C’est un grand & beau spectacle-depuis peu de générations. Voilà sans doute ce que l’Auteur rappelle le renouvellement des Sciences & des Arts. Il a raison de trouver ce spectacle grand, beau, merveilleux ; on peut ajouter hardiment sur cette seule description, que cette admirable révolution, le triomphe, l’apothéose de l’esprit humaine est encore de la plus grande utilité pour les mœurs, pour le bien de la société, puisque notre Orateur reconnoît lui-même qu’une partie de ces Sciences renferme la connoissance de l’homme, de sa nature, de ses devoirs & de sa fin.

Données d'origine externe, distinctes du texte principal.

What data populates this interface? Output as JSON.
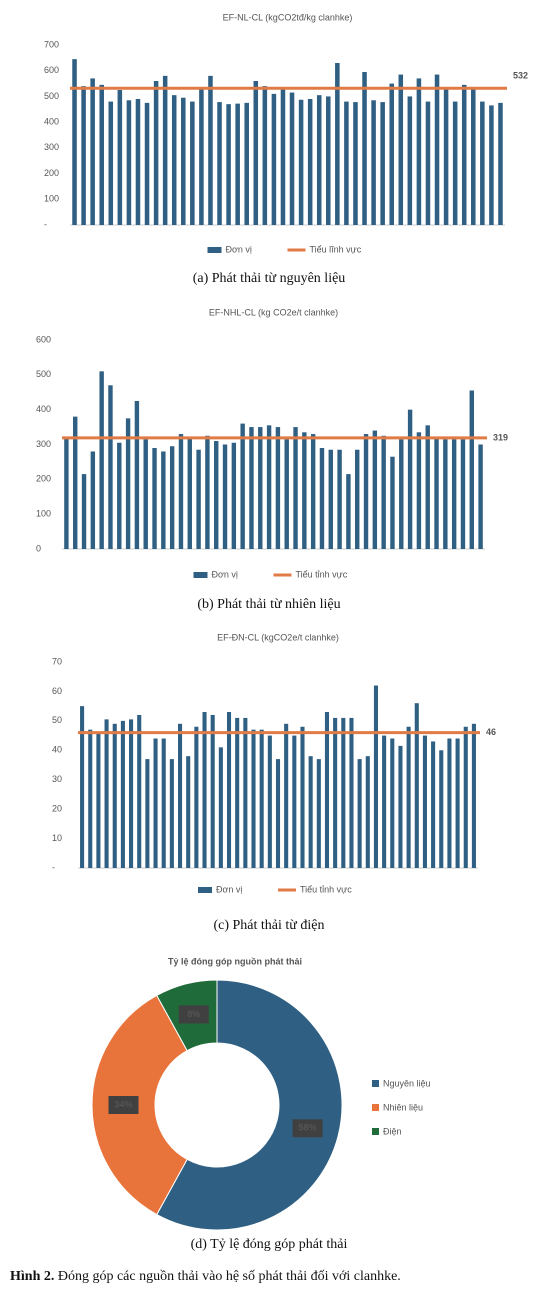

L’Europe-que l’ignorance. L’ignorance est donc déjà un état bien pitoyable ; c’est pourtant là le sujet des éloges de ce Discours, la base de la probité & le grand ressort de la félicité, selon notre Auteur.

Je ne sais quel jargon — au sens commun. La barbarie, l’état sauvage, la privation des Sciences & des Arts met donc les hommes hors du sens commun, puisque cette merveilleuse révolution les y a ramenés.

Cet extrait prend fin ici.